The man who runs our police – and his bitter row with the mayor who wants his job
‘You're either a Conservative candidate, and you stand on the Conservative ticket, or you're not,’ Simon Foster tells us.
By Kate Knowles
Simon Foster is angry. This is the most animated I have ever seen the ordinarily genial policing boss, in fact. We are sitting in his office at West Midlands Police HQ in Birmingham city centre. Thick files of meticulously labelled documents are fanned on the desk beside him. But for now, Foster’s focus is on one thing: He wants to set the record straight. He wants residents of the West Midlands to know their democratic rights are being threatened.
To bring you briefly up to speed, the region’s mayor and its Police and Crime Commissioner (PCC) are engaged in a tug of war, one that was brewing for over a year and finally came to a head on 2 November.
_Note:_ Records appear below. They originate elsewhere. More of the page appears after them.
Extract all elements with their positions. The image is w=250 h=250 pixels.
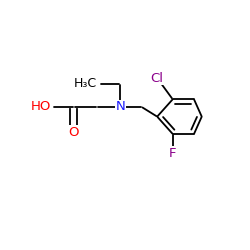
Text: F: F bbox=[169, 147, 176, 160]
Text: H₃C: H₃C bbox=[74, 78, 97, 90]
Text: O: O bbox=[68, 126, 79, 138]
Text: N: N bbox=[116, 100, 125, 114]
Text: Cl: Cl bbox=[151, 72, 164, 85]
Text: HO: HO bbox=[30, 100, 50, 114]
That was the day mayor Andy Street (a Conservative, of course) wrote to the home secretary to formally request that the PCC role, previously an elected position, come under the responsibility of whoever wins the next mayoral race in May.
Street was making use of new powers which had come in just a week earlier, in the Levelling Up and Regeneration Bill. This is why Foster (a Labour man) is angry. Labour has won all four previous PCC elections in the West Midlands but now Street, Foster says, is circumventing democracy to gain power by the back door.